Blame the scheduling of these games at the end of a long, tiring season. Blame the need to experiment five months and two camps out from a World Cup. Blame what we can now officially call the Channel 4 curse if you want, as well.
There are a lot of reasons why England are bottom of their Nations League group and at threat of relegation, having gone four games without a win for the first time during Gareth Southgate’s spell in charge while also failing to score a goal from open play.
Yet knowing how it’s gone even during the good times, most will blame Southgate himself.
And this time, he will have to shoulder the responsibility. For all the mitigating circumstances that the past fortnight has thrown up, for all the strange goings-on across the competition, this 4-0 defeat to Hungary rounded off a difficult four-game spell with easily the worst, standalone result of the England manager’s five-and-a-half years in charge. Not just that in fact, but also the national team’s worst-ever home defeat to a non-Home Nations opponent.
The fact that Hungary are a good side should not be overlooked and they were certainly superior to the England line-up in front of them at Molineux. This is not the Magical Magyars with Nandor Hidegkuti redefining the art of centre-forward play. His successor, the 6ft3in Adam Szalai, was serenaded by the Sir Jack Hayward Stand as just a sh*t Andy Carroll. But Marco Rossi’s side are better than their 40th-placed world ranking and now sit top of a group containing three major European powers.

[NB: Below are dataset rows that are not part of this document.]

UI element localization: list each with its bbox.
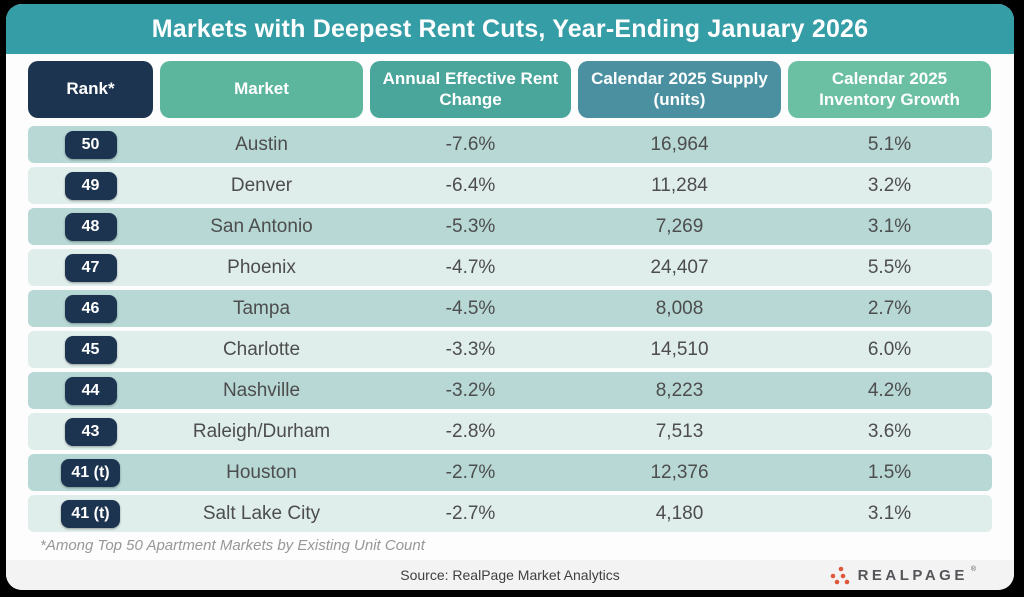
rank-badge: 50 [64,130,117,159]
rank-badge: 48 [64,212,117,241]
rank-cell: 50 [28,130,153,159]
table-row: 48 San Antonio -5.3% 7,269 3.1% [28,208,992,245]
table-row: 50 Austin -7.6% 16,964 5.1% [28,126,992,163]
rank-badge: 45 [64,335,117,364]
inventory-growth-cell: 6.0% [867,338,912,360]
rank-cell: 47 [28,253,153,282]
column-header-market: Market [160,61,363,118]
supply-cell: 24,407 [650,256,709,278]
title-bar: Markets with Deepest Rent Cuts, Year-End… [6,4,1014,54]
inventory-growth-cell: 3.1% [867,502,912,524]
rent-change-cell: -7.6% [445,133,496,155]
column-header-rent-change: Annual Effective Rent Change [370,61,571,118]
inventory-growth-cell: 3.6% [867,420,912,442]
page-title: Markets with Deepest Rent Cuts, Year-End… [151,14,869,43]
rank-badge: 44 [64,376,117,405]
rank-cell: 45 [28,335,153,364]
table-body: 50 Austin -7.6% 16,964 5.1% 49 Denver -6… [28,126,992,532]
supply-cell: 16,964 [650,133,709,155]
rank-badge: 43 [64,417,117,446]
rank-badge: 46 [64,294,117,323]
rank-badge: 41 (t) [61,458,120,487]
supply-cell: 8,008 [655,297,704,319]
table-header-row: Rank* Market Annual Effective Rent Chang… [28,61,992,118]
table-row: 47 Phoenix -4.7% 24,407 5.5% [28,249,992,286]
rent-change-cell: -2.8% [445,420,496,442]
inventory-growth-cell: 5.1% [867,133,912,155]
realpage-logo-text: REALPAGE [857,566,968,584]
table-row: 41 (t) Salt Lake City -2.7% 4,180 3.1% [28,495,992,532]
market-cell: Tampa [232,297,291,319]
market-cell: San Antonio [210,215,313,237]
rank-badge: 41 (t) [61,499,120,528]
table-row: 45 Charlotte -3.3% 14,510 6.0% [28,331,992,368]
rank-badge: 49 [64,171,117,200]
table-row: 44 Nashville -3.2% 8,223 4.2% [28,372,992,409]
supply-cell: 12,376 [650,461,709,483]
rank-cell: 41 (t) [28,499,153,528]
supply-cell: 7,513 [655,420,704,442]
rent-change-cell: -2.7% [445,502,496,524]
column-header-inventory-growth: Calendar 2025 Inventory Growth [788,61,991,118]
market-cell: Nashville [222,379,301,401]
footnote: *Among Top 50 Apartment Markets by Exist… [40,537,425,554]
market-cell: Austin [235,133,288,155]
source-text: Source: RealPage Market Analytics [400,567,620,583]
rent-change-cell: -6.4% [445,174,496,196]
inventory-growth-cell: 3.1% [867,215,912,237]
supply-cell: 14,510 [650,338,709,360]
rank-cell: 43 [28,417,153,446]
realpage-logo-dots-icon [830,566,849,585]
realpage-logo: REALPAGE ® [828,560,976,590]
infographic-card: Markets with Deepest Rent Cuts, Year-End… [6,4,1014,590]
table-row: 43 Raleigh/Durham -2.8% 7,513 3.6% [28,413,992,450]
rent-change-cell: -2.7% [445,461,496,483]
table-row: 41 (t) Houston -2.7% 12,376 1.5% [28,454,992,491]
supply-cell: 8,223 [655,379,704,401]
inventory-growth-cell: 1.5% [867,461,912,483]
rent-change-cell: -4.7% [445,256,496,278]
rank-cell: 48 [28,212,153,241]
inventory-growth-cell: 2.7% [867,297,912,319]
inventory-growth-cell: 5.5% [867,256,912,278]
rank-cell: 44 [28,376,153,405]
rank-cell: 46 [28,294,153,323]
inventory-growth-cell: 4.2% [867,379,912,401]
rent-change-cell: -4.5% [445,297,496,319]
market-cell: Charlotte [222,338,301,360]
supply-cell: 7,269 [655,215,704,237]
supply-cell: 11,284 [651,174,708,196]
source-bar: Source: RealPage Market Analytics REALPA… [6,560,1014,590]
market-cell: Phoenix [227,256,296,278]
rent-change-cell: -3.2% [445,379,496,401]
rank-cell: 49 [28,171,153,200]
table-container: Rank* Market Annual Effective Rent Chang… [6,54,1014,554]
rent-change-cell: -3.3% [445,338,496,360]
rank-cell: 41 (t) [28,458,153,487]
market-cell: Houston [226,461,297,483]
column-header-rank: Rank* [28,61,153,118]
market-cell: Raleigh/Durham [192,420,331,442]
inventory-growth-cell: 3.2% [867,174,912,196]
supply-cell: 4,180 [655,502,704,524]
rank-badge: 47 [64,253,117,282]
market-cell: Denver [230,174,293,196]
table-row: 46 Tampa -4.5% 8,008 2.7% [28,290,992,327]
rent-change-cell: -5.3% [445,215,496,237]
column-header-supply: Calendar 2025 Supply (units) [578,61,781,118]
table-row: 49 Denver -6.4% 11,284 3.2% [28,167,992,204]
market-cell: Salt Lake City [202,502,321,524]
registered-trademark-mark: ® [970,566,976,573]
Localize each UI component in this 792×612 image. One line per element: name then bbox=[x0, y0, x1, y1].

This generation of Hungarian players now have their own version of the Match of the Century - the famous 6-3 at Wembley in 1953 - and extraordinarily, by a greater margin.

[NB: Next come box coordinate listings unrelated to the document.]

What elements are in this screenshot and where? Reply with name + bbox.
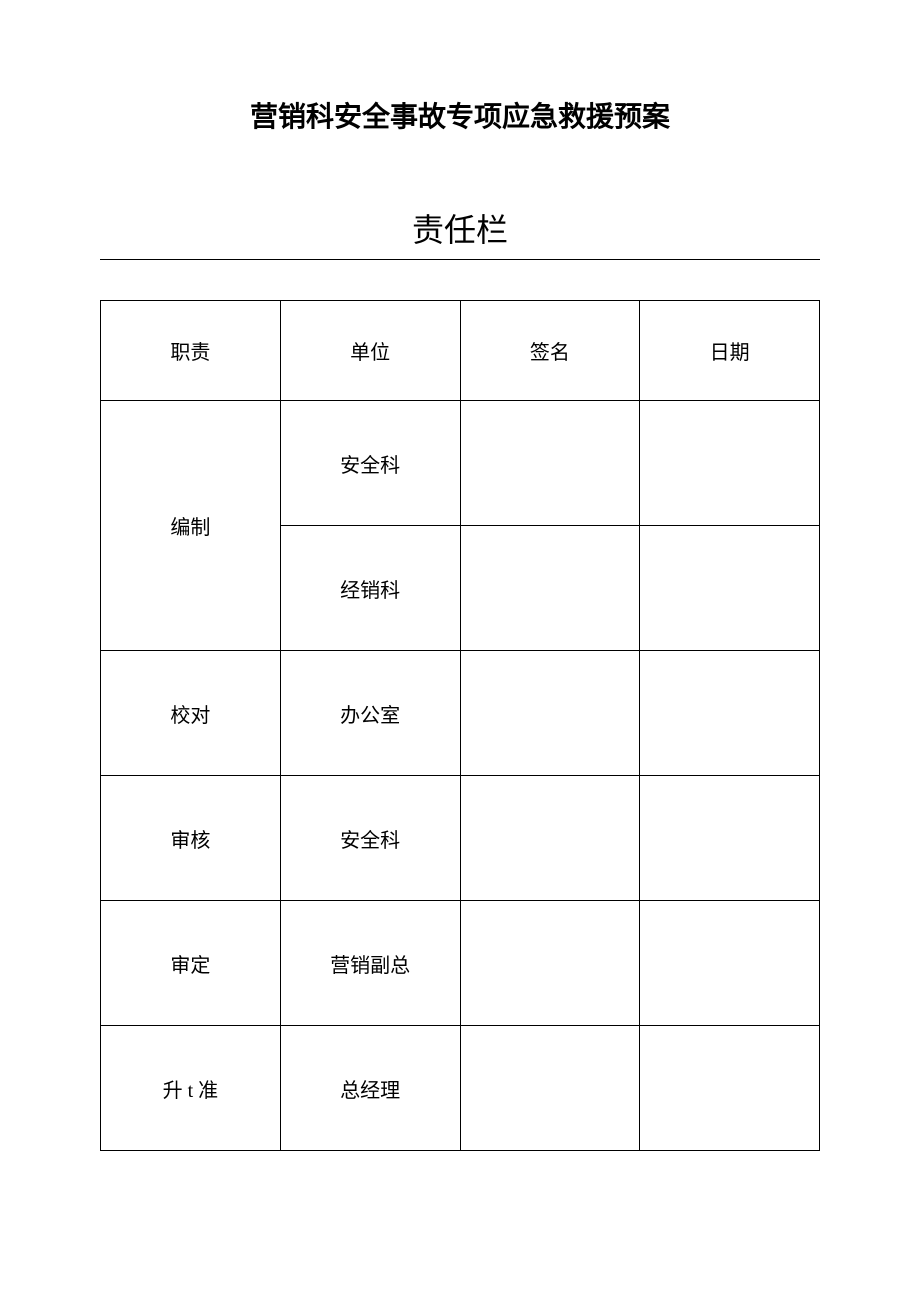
header-signature: 签名 bbox=[460, 301, 640, 401]
cell-signature bbox=[460, 901, 640, 1026]
cell-date bbox=[640, 776, 820, 901]
cell-signature bbox=[460, 651, 640, 776]
table-row: 审定 营销副总 bbox=[101, 901, 820, 1026]
cell-unit: 安全科 bbox=[280, 401, 460, 526]
cell-unit: 营销副总 bbox=[280, 901, 460, 1026]
page-container: 营销科安全事故专项应急救援预案 责任栏 职责 单位 签名 日期 编制 安全科 经… bbox=[100, 95, 820, 1151]
cell-date bbox=[640, 651, 820, 776]
table-row: 审核 安全科 bbox=[101, 776, 820, 901]
table-row: 编制 安全科 bbox=[101, 401, 820, 526]
header-role: 职责 bbox=[101, 301, 281, 401]
cell-date bbox=[640, 1026, 820, 1151]
cell-role: 审定 bbox=[101, 901, 281, 1026]
page-title: 营销科安全事故专项应急救援预案 bbox=[100, 95, 820, 135]
cell-signature bbox=[460, 526, 640, 651]
table-row: 升 t 准 总经理 bbox=[101, 1026, 820, 1151]
cell-role: 编制 bbox=[101, 401, 281, 651]
section-title: 责任栏 bbox=[100, 205, 820, 260]
cell-unit: 办公室 bbox=[280, 651, 460, 776]
cell-unit: 安全科 bbox=[280, 776, 460, 901]
cell-role: 审核 bbox=[101, 776, 281, 901]
table-row: 校对 办公室 bbox=[101, 651, 820, 776]
cell-unit: 总经理 bbox=[280, 1026, 460, 1151]
table-header-row: 职责 单位 签名 日期 bbox=[101, 301, 820, 401]
header-date: 日期 bbox=[640, 301, 820, 401]
header-unit: 单位 bbox=[280, 301, 460, 401]
responsibility-table: 职责 单位 签名 日期 编制 安全科 经销科 校对 办公室 审核 安全科 bbox=[100, 300, 820, 1151]
cell-role: 校对 bbox=[101, 651, 281, 776]
cell-signature bbox=[460, 1026, 640, 1151]
cell-signature bbox=[460, 401, 640, 526]
cell-date bbox=[640, 901, 820, 1026]
cell-date bbox=[640, 401, 820, 526]
cell-date bbox=[640, 526, 820, 651]
cell-signature bbox=[460, 776, 640, 901]
cell-role: 升 t 准 bbox=[101, 1026, 281, 1151]
cell-unit: 经销科 bbox=[280, 526, 460, 651]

From the moment Roland Sallai opened the scoring, his first of two, they looked to be on their way to getting some sort of result. Few at that stage thought that it would be an historic one, but the four-goal margin was no less than a well-organised, expertly drilled team coached according to a clear, consistent game plan deserved.
In others words, they were everything England were not.
Southgate usually has his side equally well set-up but that has not been the case during this international break. There have been too many fires to fight to regularly run out one, consistent system.
The England manager wanted to play a back four throughout but had to switch to a three in Budapest due to a number of minor injuries. The need to test fringe players meant second-string line-ups against Italy on Saturday and this evening too. Results have come second to preparation and performances.
To which an obvious response is: what preparation and what performances? England have looked second-best in three of the four games, arguably only matching a weakened Italy.
There have been few positive learnings to take from a string of underwhelming displays and next to no silver lining from this performance especially. If this was supposed to be the longest spell that he would have with the squad to get ready for Qatar, it is hard to think how it could have gone much worse.
This was another experimental line-up by Southgate that did not only lack experience at international level but experience in general, relatively speaking. Two summers ago, at the time when last year’s European Championship was supposed to be held, England’s entire starting midfield of Kalvin Phillips, Connor Gallagher and Jude Bellingham had only played second-tier football. The same was true of centre-half Marc Guehi. Jarrod Bowen was only a low key six months into his top-flight career at West Ham.
None of those given an opportunity to impress took it. After showing promise during his cameo in Munich and on his first start against Italy at the weekend, Bowen especially struggled for an impact. Even the most experienced of that number, Phillips, had a night to forget. The Leeds midfielder’s lowest point came before Hungary’s second, when he was too easily muscled off the ball by Martin Adam, setting up Sallai for his second of the evening.
The absence of more senior figures was felt, particularly that of Declan Rice. Though just 23-years-old, he has become an integral part of how England set up and control the middle of the park, particularly against sides like Hungary.
Whisper it, but Harry Maguire’s presence might have helped defend the free-kick which led to Sallai’s first. Guehi has had an exceptional season on loan at Crystal Palace but there is still no doubt as to England’s first-choice centre-half pairing.
And yet when Maguire was introduced, with the score at a mere 3-0, it was taken by the Molineux crowd as only further evidence that Southgate does not know what he is doing - a claim that they were loudly making at the time.
Much of the criticism of the England manager in recent years has felt over-the-top, as though reaching the semi-finals and final of two major tournaments is somehow not good enough for a nation that has just the one international honour to its name.
Southgate should have a lot more credit in the bank than he does. It would make a result like this - perhaps a circumstance of all those mitigating factors - easier to bear. Instead, the criticism will only grow louder. Knowing Southgate, he will accept it. After a result as bad as this, he has to.